La parole est à Mme Martine Billard.
Monsieur le rapporteur, vous avez complété l'alinéa 2 de l'article – lequel englobait initialement les délits de contrefaçon – par la précision suivante : « lorsqu'ils sont commis au moyen d'un service de communication au public en ligne. »
Le texte fait donc du sur-mesure. Cette addition est d'ailleurs comparable à celle qui, à l'alinéa 5, donne aux ayants droit la possibilité de se constituer partie civile dans le cadre d'une ordonnance pénale, ce qui est tout à fait nouveau. De telles dispositions sont spécifiques au délit de téléchargement abusif sur internet. Mais quelle différence y a-t-il entre ce délit et la reproduction de CD ou de DVD sans accord de l'auteur ? Que le support soit matériel ou non, la situation est la même : pourquoi faire une exception pour le téléchargement en ligne ? Les alinéas 2 et 5 font du sur-mesure, ce qui nuit à la loi.

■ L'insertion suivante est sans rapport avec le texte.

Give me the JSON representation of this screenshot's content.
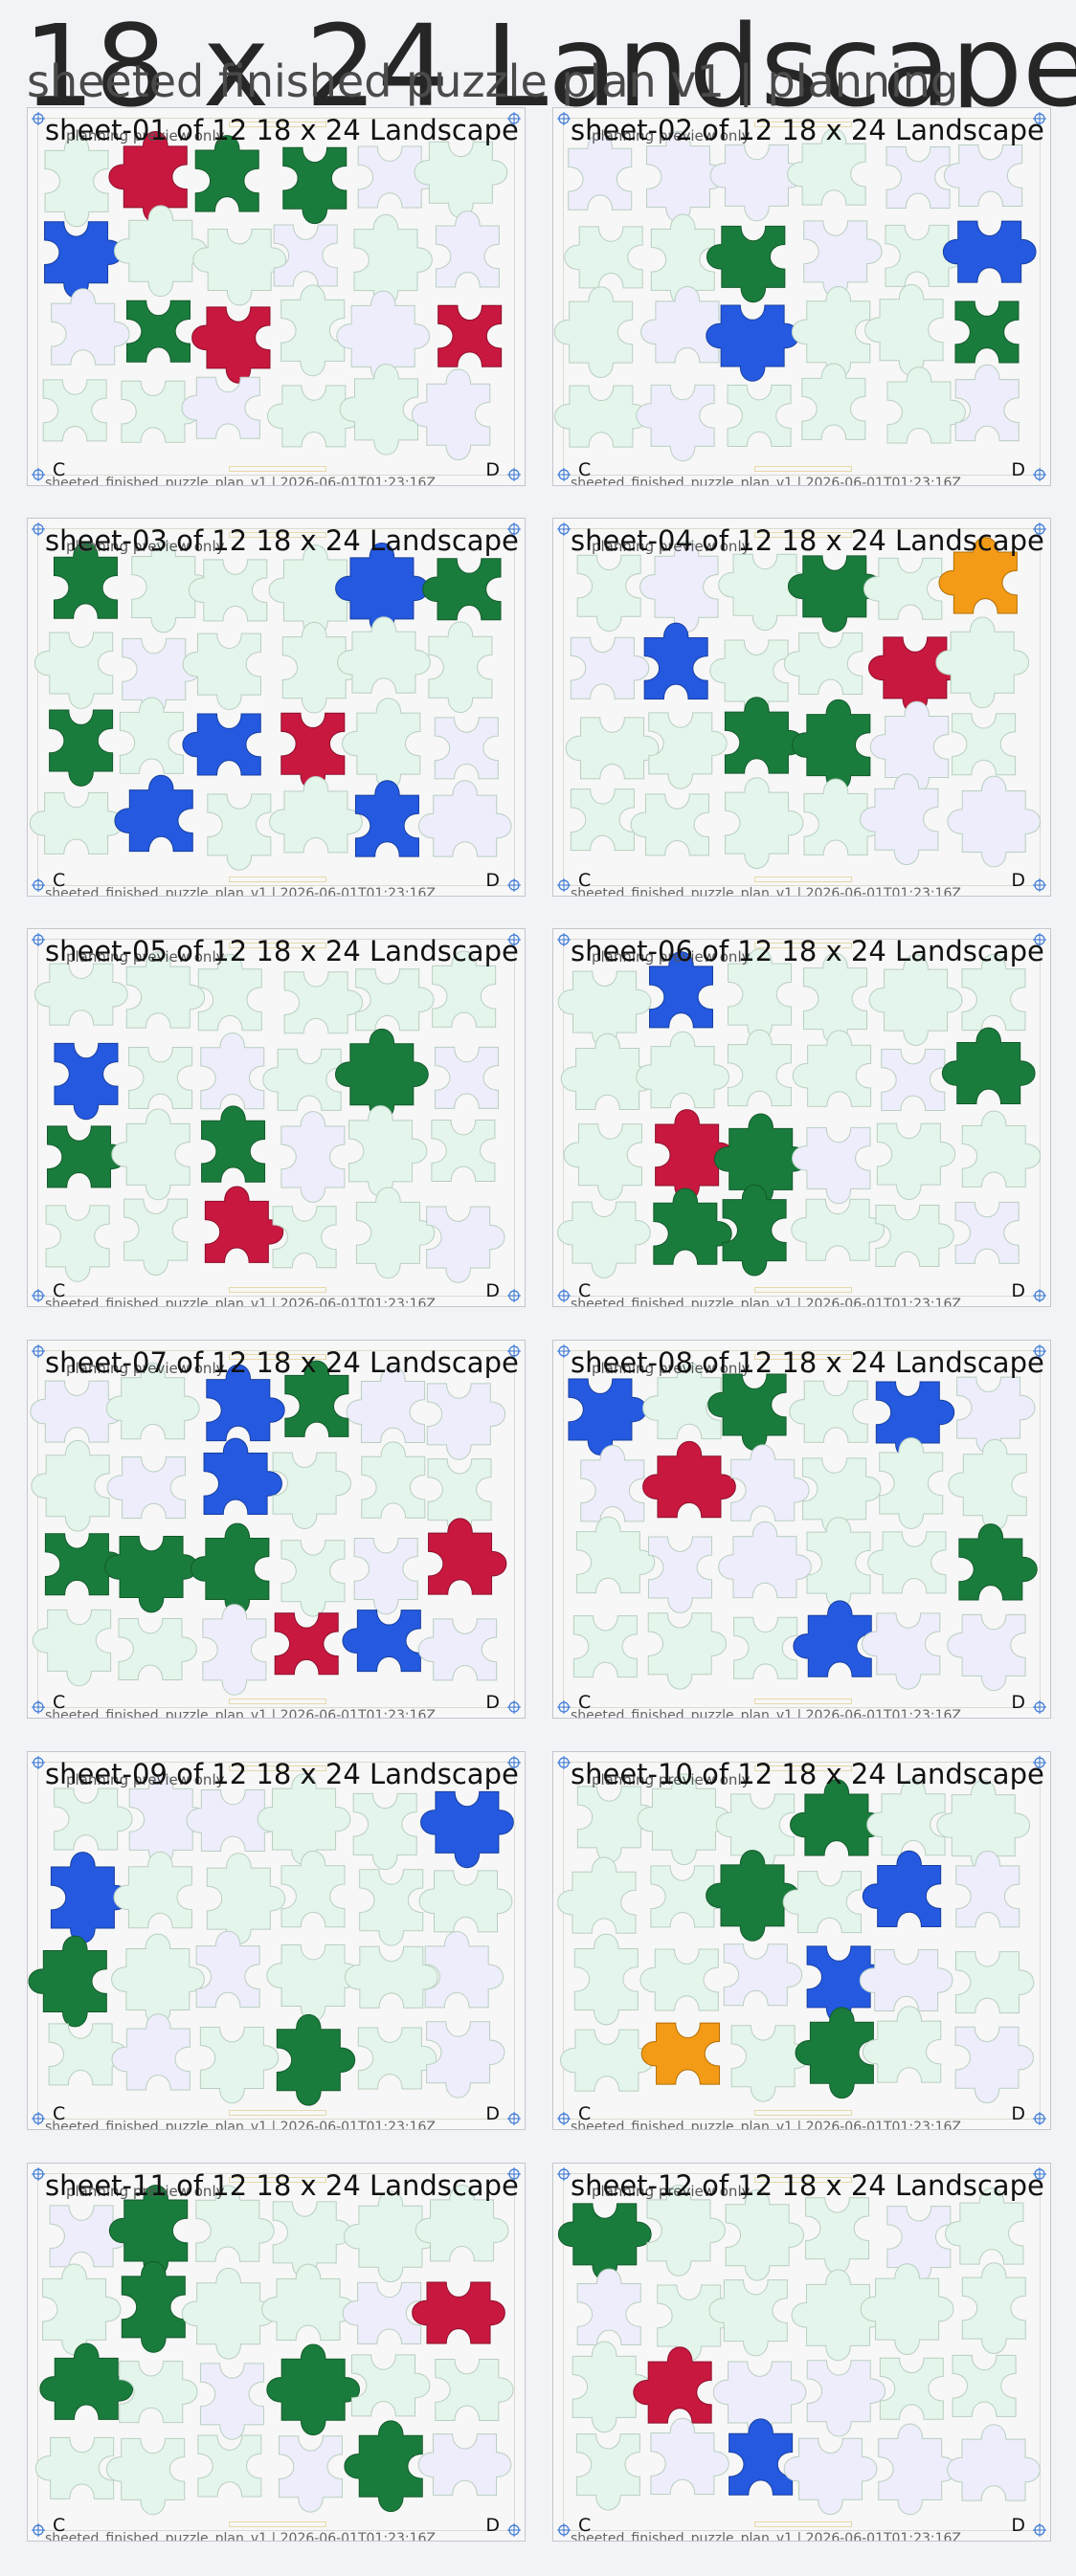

Celle-ci doit rester générale et s'appliquer à toute contrefaçon portant atteinte au droit d'auteur.
Défavorable. Il faudrait savoir ce que vous voulez, madame Billard. Vous affirmiez qu'il fallait tenir compte des réalités de la contrefaçon à l'ère numérique ; c'est bien le cas avec la rédaction proposée. Je ne vois donc pas pourquoi vous êtes opposée à cette spécification de l'ordonnance pénale.
Très bien !
(L'amendement n° 520 , repoussé par le Gouvernement, n'est pas adopté.)
Notre rapporteur manque un peu d'esprit dialectique : son raisonnement suit le principe du tiers exclu qui était en vigueur au Moyen-Âge – « ou bien… ou bien » – ; or, depuis, la pensée a évolué. (Exclamations sur les bancs du groupe UMP.)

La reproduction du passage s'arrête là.